After seeing what power this had on her friend, Ellen has used this technique with over a hundred women suffering from things like eating disorders to sexual abuse. Because they are so preoccupied with food and their bodies, women suffering from eating disorders cannot see how thin they have actually become. They have a tendency to separate their bodies into pieces like fat thighs or flabby arms. Even if they are emaciated, they may still perceive themselves as over weight.
With the photo therapy, as Ellen says, "It’s like an amazing switch turns on in their minds. It’s my intention to lend them my eyes so they can see something they haven’t seen their whole lives." Or the person they forgot.
Very often, a counselor sends the women to Ellen when other forms of therapy haven’t been successful. But it isn’t about just taking pictures of a woman. Ellen takes time getting to know each woman, her concerns and fears, through a journal they are required to keep to express their experiences of being photographed nude. It is after getting to know the women that Ellen can accurately represent them in pictures.
One of the women photographed by Ellen was finally able to see herself without being blinded by the trauma of incest she had experienced. "Well a funny thing happened when I saw myself in those pictures. I saw a beautiful, sad, complicated, courageous woman. I realized the worst was really not so bad. There was nothing wrong with me. I didn’t look like a "Playboy" centerfold but I didn’t care.

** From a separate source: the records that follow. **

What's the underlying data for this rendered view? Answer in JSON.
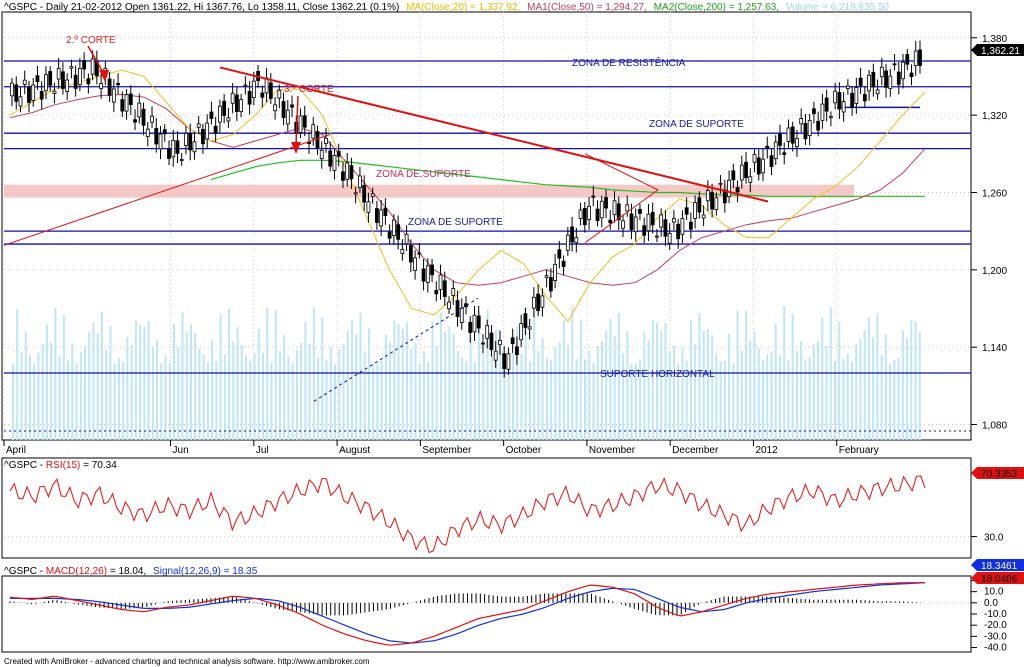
{
  "header": {
    "main": {
      "ticker": "^GSPC - Daily 21-02-2012 Open 1361.22, Hi 1367.76, Lo 1358.11, Close 1362.21 (0.1%)",
      "ma20": "MA(Close,20) = 1,337.92,",
      "ma50": "MA1(Close,50) = 1,294.27,",
      "ma200": "MA2(Close,200) = 1,257.63,",
      "volume": "Volume = 6,219,835.50"
    },
    "rsi": {
      "prefix": "^GSPC - ",
      "name": "RSI(15)",
      "value": " = 70.34"
    },
    "macd": {
      "prefix": "^GSPC - ",
      "name": "MACD(12,26)",
      "value": " = 18.04,",
      "signal": "Signal(12,26,9) = 18.35"
    }
  },
  "footer": "Created with AmiBroker - advanced charting and technical analysis software. http://www.amibroker.com",
  "annotations": {
    "corte2": "2.º CORTE",
    "corte3": "3.º CORTE",
    "zona_resistencia": "ZONA DE RESISTÊNCIA",
    "zona_suporte_1": "ZONA DE SUPORTE",
    "zona_suporte_2": "ZONA DE.SUPORTE",
    "zona_suporte_3": "ZONA DE SUPORTE",
    "suporte_horizontal": "SUPORTE HORIZONTAL"
  },
  "colors": {
    "candle": "#000000",
    "volume": "#bfe6f5",
    "ma20": "#f0c020",
    "ma50": "#c04060",
    "ma200": "#20c020",
    "level": "#1010b0",
    "trend": "#e01010",
    "zone": "#f5c8c8",
    "rsi": "#e01010",
    "macd": "#e01010",
    "signal": "#1030e0",
    "hist": "#000000"
  },
  "chart_data": [
    {
      "type": "candlestick",
      "title": "^GSPC - Daily 21-02-2012",
      "x_labels": [
        "April",
        "Jun",
        "Jul",
        "August",
        "September",
        "October",
        "November",
        "December",
        "2012",
        "February"
      ],
      "x_label_month_index": [
        0,
        2,
        3,
        4,
        5,
        6,
        7,
        8,
        9,
        10
      ],
      "month_start_points": [
        {
          "date": "2011-04-01",
          "close": 1335
        },
        {
          "date": "2011-05-01",
          "close": 1355
        },
        {
          "date": "2011-06-01",
          "close": 1290
        },
        {
          "date": "2011-07-01",
          "close": 1345
        },
        {
          "date": "2011-08-01",
          "close": 1280
        },
        {
          "date": "2011-09-01",
          "close": 1200
        },
        {
          "date": "2011-10-01",
          "close": 1130
        },
        {
          "date": "2011-11-01",
          "close": 1250
        },
        {
          "date": "2011-12-01",
          "close": 1230
        },
        {
          "date": "2012-01-01",
          "close": 1280
        },
        {
          "date": "2012-02-01",
          "close": 1330
        },
        {
          "date": "2012-02-21",
          "close": 1362
        }
      ],
      "y_ticks": [
        1080,
        1140,
        1200,
        1260,
        1320,
        1380
      ],
      "ylim": [
        1068,
        1400
      ],
      "last_value": "1,362.21",
      "horizontal_levels": [
        1362,
        1342,
        1306,
        1294,
        1230,
        1220,
        1120,
        1075
      ],
      "resistance_zone": [
        1256,
        1266
      ],
      "ma20": [
        1320,
        1330,
        1340,
        1345,
        1350,
        1355,
        1350,
        1330,
        1310,
        1300,
        1305,
        1320,
        1340,
        1340,
        1320,
        1280,
        1240,
        1200,
        1170,
        1165,
        1180,
        1200,
        1215,
        1205,
        1180,
        1160,
        1190,
        1210,
        1220,
        1240,
        1255,
        1250,
        1235,
        1225,
        1225,
        1240,
        1255,
        1265,
        1280,
        1300,
        1320,
        1338
      ],
      "ma50": [
        1318,
        1322,
        1328,
        1332,
        1335,
        1336,
        1334,
        1325,
        1310,
        1300,
        1295,
        1300,
        1305,
        1310,
        1305,
        1285,
        1265,
        1245,
        1220,
        1200,
        1190,
        1188,
        1190,
        1195,
        1200,
        1195,
        1190,
        1188,
        1190,
        1200,
        1215,
        1225,
        1230,
        1235,
        1238,
        1240,
        1245,
        1250,
        1255,
        1262,
        1275,
        1294
      ],
      "ma200": [
        null,
        null,
        null,
        null,
        null,
        null,
        null,
        null,
        null,
        1270,
        1275,
        1280,
        1283,
        1285,
        1285,
        1284,
        1282,
        1280,
        1278,
        1276,
        1274,
        1272,
        1270,
        1268,
        1266,
        1265,
        1264,
        1262,
        1261,
        1260,
        1260,
        1259,
        1258,
        1258,
        1257,
        1257,
        1257,
        1257,
        1257,
        1257,
        1257,
        1257
      ],
      "volume_level": 0.7
    },
    {
      "type": "line",
      "title": "RSI(15)",
      "series": [
        {
          "name": "RSI(15)",
          "values": [
            62,
            58,
            66,
            55,
            60,
            50,
            45,
            52,
            48,
            55,
            40,
            46,
            55,
            62,
            68,
            58,
            50,
            40,
            28,
            22,
            35,
            42,
            38,
            45,
            55,
            60,
            48,
            52,
            58,
            66,
            62,
            52,
            45,
            38,
            50,
            58,
            62,
            55,
            60,
            64,
            66,
            70
          ]
        }
      ],
      "y_ticks": [
        30
      ],
      "ylim": [
        15,
        85
      ],
      "last_value": "70.3353"
    },
    {
      "type": "line",
      "title": "MACD(12,26)",
      "series": [
        {
          "name": "MACD(12,26)",
          "values": [
            5,
            3,
            6,
            2,
            -2,
            -6,
            -8,
            -4,
            -2,
            2,
            6,
            4,
            -2,
            -10,
            -20,
            -28,
            -34,
            -38,
            -36,
            -30,
            -22,
            -14,
            -10,
            -6,
            2,
            10,
            16,
            14,
            8,
            -4,
            -12,
            -8,
            -2,
            4,
            8,
            10,
            12,
            14,
            16,
            17,
            18,
            18
          ]
        },
        {
          "name": "Signal(12,26,9)",
          "values": [
            4,
            4,
            4,
            3,
            1,
            -2,
            -5,
            -5,
            -4,
            -1,
            2,
            4,
            2,
            -4,
            -12,
            -20,
            -28,
            -34,
            -36,
            -34,
            -28,
            -20,
            -14,
            -10,
            -4,
            4,
            10,
            13,
            12,
            4,
            -4,
            -8,
            -6,
            0,
            4,
            7,
            10,
            12,
            14,
            16,
            17,
            18
          ]
        }
      ],
      "y_ticks": [
        20,
        10,
        0,
        -10,
        -20,
        -30,
        -40
      ],
      "y_tick_labels": [
        "20.0",
        "10.0",
        "0.0",
        "-10.0",
        "-20.0",
        "-30.0",
        "-40.0"
      ],
      "ylim": [
        -44,
        24
      ],
      "macd_last": "18.0406",
      "signal_last": "18.3461"
    }
  ]
}
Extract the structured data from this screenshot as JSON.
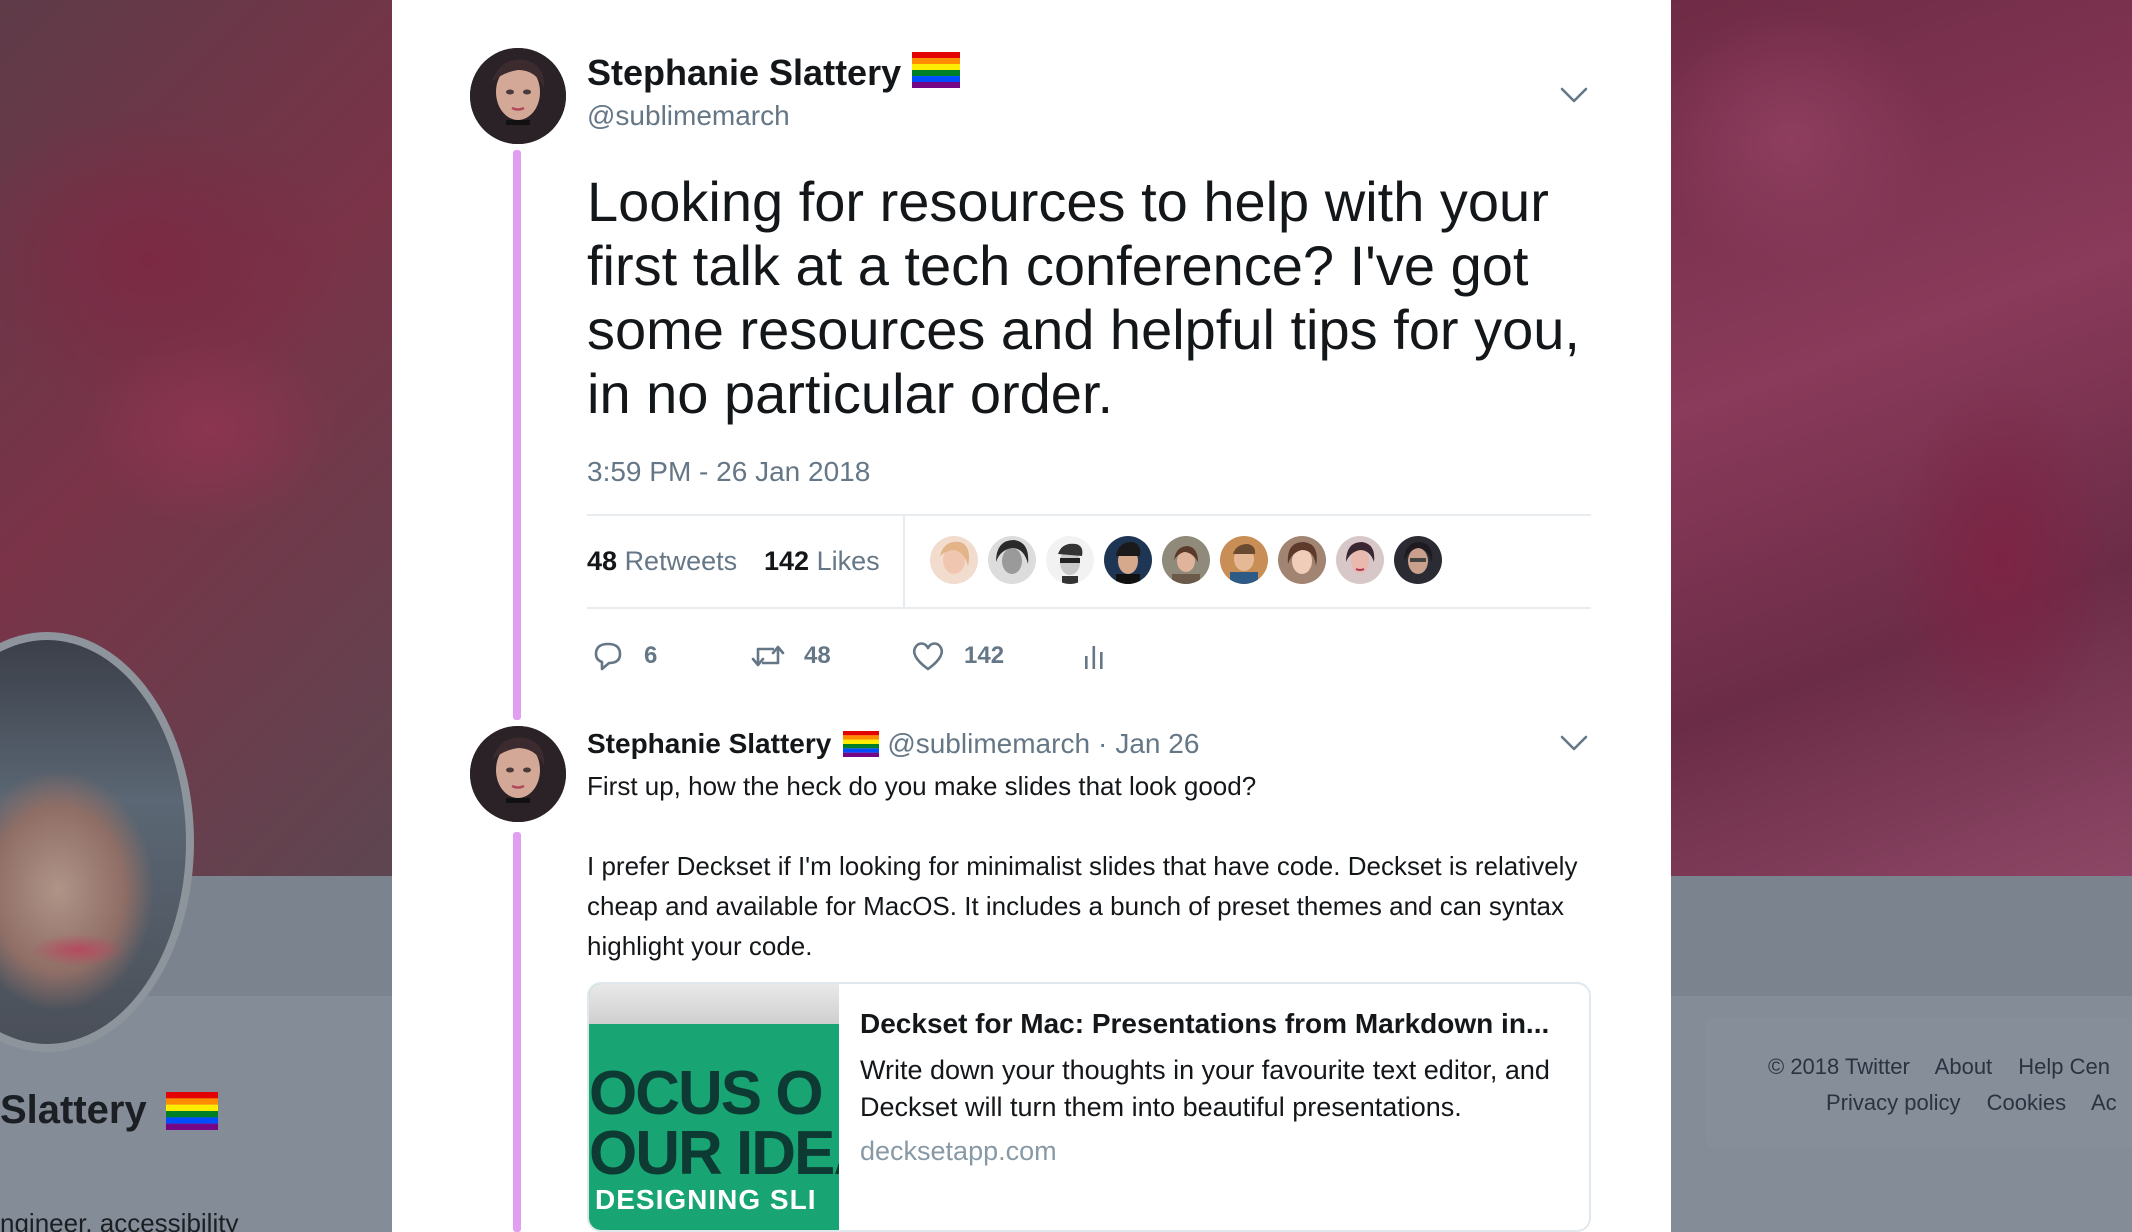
{
  "background": {
    "profile_name": "Slattery",
    "profile_bio_fragment": "ngineer, accessibility",
    "footer": {
      "row1": [
        "© 2018 Twitter",
        "About",
        "Help Cen"
      ],
      "row2": [
        "Privacy policy",
        "Cookies",
        "Ac"
      ]
    }
  },
  "tweet": {
    "display_name": "Stephanie Slattery",
    "handle": "@sublimemarch",
    "text": "Looking for resources to help with your first talk at a tech conference? I've got some resources and helpful tips for you, in no particular order.",
    "timestamp": "3:59 PM - 26 Jan 2018",
    "stats": {
      "retweets_count": "48",
      "retweets_label": "Retweets",
      "likes_count": "142",
      "likes_label": "Likes"
    },
    "likers_count": 9,
    "actions": {
      "reply_count": "6",
      "retweet_count": "48",
      "like_count": "142"
    }
  },
  "reply": {
    "display_name": "Stephanie Slattery",
    "handle": "@sublimemarch",
    "separator": "·",
    "date": "Jan 26",
    "paragraph1": "First up, how the heck do you make slides that look good?",
    "paragraph2": "I prefer Deckset if I'm looking for minimalist slides that have code. Deckset is relatively cheap and available for MacOS. It includes a bunch of preset themes and can syntax highlight your code.",
    "card": {
      "title": "Deckset for Mac: Presentations from Markdown in...",
      "description": "Write down your thoughts in your favourite text editor, and Deckset will turn them into beautiful presentations.",
      "domain": "decksetapp.com",
      "image_text_1": "OCUS O",
      "image_text_2": "OUR IDEA",
      "image_text_3": "DESIGNING SLI"
    }
  },
  "colors": {
    "thread_line": "#e09ff3",
    "secondary_text": "#657786",
    "primary_text": "#14171a",
    "card_green": "#18a573"
  },
  "icons": {
    "reply": "speech-bubble-icon",
    "retweet": "retweet-arrows-icon",
    "like": "heart-icon",
    "analytics": "bar-chart-icon",
    "caret": "chevron-down-icon",
    "flag": "rainbow-flag-icon"
  }
}
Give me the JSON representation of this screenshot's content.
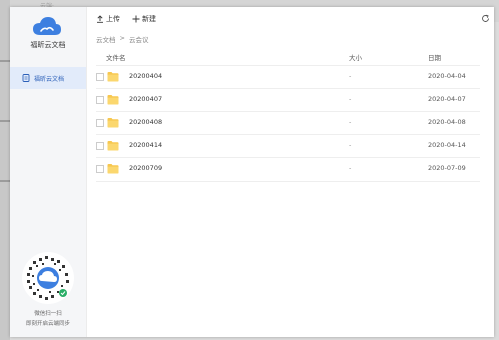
{
  "background": {
    "ghost_text": "云端·…"
  },
  "app": {
    "name": "福昕云文档"
  },
  "sidebar": {
    "items": [
      {
        "label": "福昕云文档",
        "icon": "document-icon",
        "active": true
      }
    ],
    "qr": {
      "line1": "微信扫一扫",
      "line2": "即刻开启云端同步"
    }
  },
  "toolbar": {
    "upload_label": "上传",
    "new_label": "新建",
    "icons": [
      "upload-icon",
      "plus-icon",
      "refresh-icon",
      "avatar",
      "chevron-down-icon",
      "minimize-icon",
      "close-icon"
    ]
  },
  "breadcrumb": {
    "root": "云文档",
    "separator": ">",
    "current": "云会议"
  },
  "table": {
    "headers": {
      "name": "文件名",
      "size": "大小",
      "date": "日期"
    },
    "rows": [
      {
        "name": "20200404",
        "size": "-",
        "date": "2020-04-04"
      },
      {
        "name": "20200407",
        "size": "-",
        "date": "2020-04-07"
      },
      {
        "name": "20200408",
        "size": "-",
        "date": "2020-04-08"
      },
      {
        "name": "20200414",
        "size": "-",
        "date": "2020-04-14"
      },
      {
        "name": "20200709",
        "size": "-",
        "date": "2020-07-09"
      }
    ]
  },
  "colors": {
    "accent": "#3d7fe0",
    "folder": "#f7c74f",
    "nav_active_bg": "#e2ebfa"
  }
}
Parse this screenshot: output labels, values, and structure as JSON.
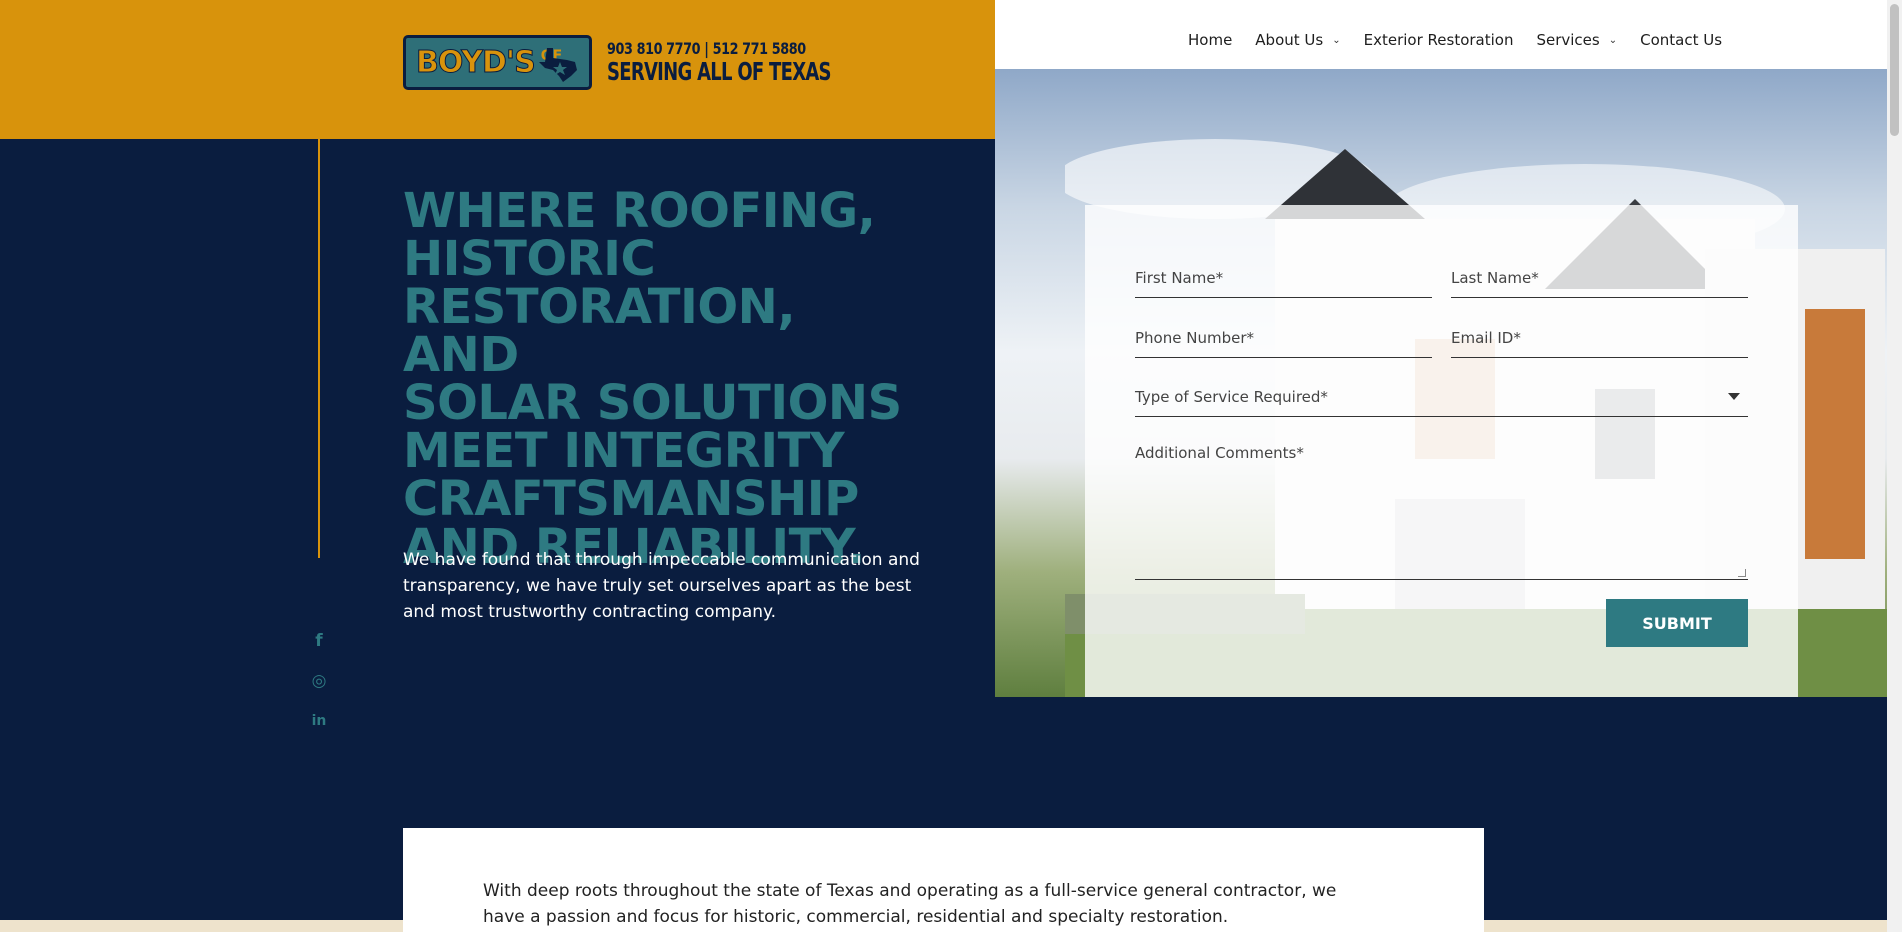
{
  "header": {
    "logo": {
      "brand": "BOYD'S",
      "brand_suffix": "OF",
      "phones": "903 810 7770 | 512 771 5880",
      "tagline": "SERVING ALL OF TEXAS"
    },
    "nav": [
      {
        "label": "Home",
        "has_dropdown": false
      },
      {
        "label": "About Us",
        "has_dropdown": true
      },
      {
        "label": "Exterior Restoration",
        "has_dropdown": false
      },
      {
        "label": "Services",
        "has_dropdown": true
      },
      {
        "label": "Contact Us",
        "has_dropdown": false
      }
    ]
  },
  "hero": {
    "headline_lines": [
      "WHERE ROOFING,",
      "HISTORIC",
      "RESTORATION, AND",
      "SOLAR SOLUTIONS",
      "MEET INTEGRITY",
      "CRAFTSMANSHIP",
      "AND RELIABILITY."
    ],
    "intro": "We have found that through impeccable communication and transparency, we have truly set ourselves apart as the best and most trustworthy contracting company."
  },
  "social": [
    {
      "name": "facebook",
      "glyph": "f"
    },
    {
      "name": "instagram",
      "glyph": "◎"
    },
    {
      "name": "linkedin",
      "glyph": "in"
    }
  ],
  "form": {
    "first_name_placeholder": "First Name*",
    "last_name_placeholder": "Last Name*",
    "phone_placeholder": "Phone Number*",
    "email_placeholder": "Email ID*",
    "service_placeholder": "Type of Service Required*",
    "comments_placeholder": "Additional Comments*",
    "submit_label": "SUBMIT"
  },
  "about": {
    "text": "With deep roots throughout the state of Texas and operating as a full-service general contractor, we have a passion and focus for historic, commercial, residential and specialty restoration."
  },
  "colors": {
    "accent_gold": "#d8930c",
    "navy": "#0a1d3f",
    "teal": "#2e7a82",
    "white": "#ffffff"
  }
}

For the first time I had sympathy for this somewhat tragic girl staring at me in all her naked vulnerable beauty," says Sarah.
Once the photographs are taken, Ellen goes over them with the woman, possibly highlighting the photos that she likes best. But the woman also examines the photos separately and with her therapist to rediscover how she sees herself.
This method of self-discovery has been helpful for numerous women to see how skinny they have truly become or find beauty in themselves that they have been ignoring.
For most people with body image problems, it isn’t about being overweight or ugly, it is about fear. Sometimes it takes doing the one thing that scares women the most - completely exposing themselves in front of the camera - that is the first step in learning to love their bodies, and in turn themselves, again.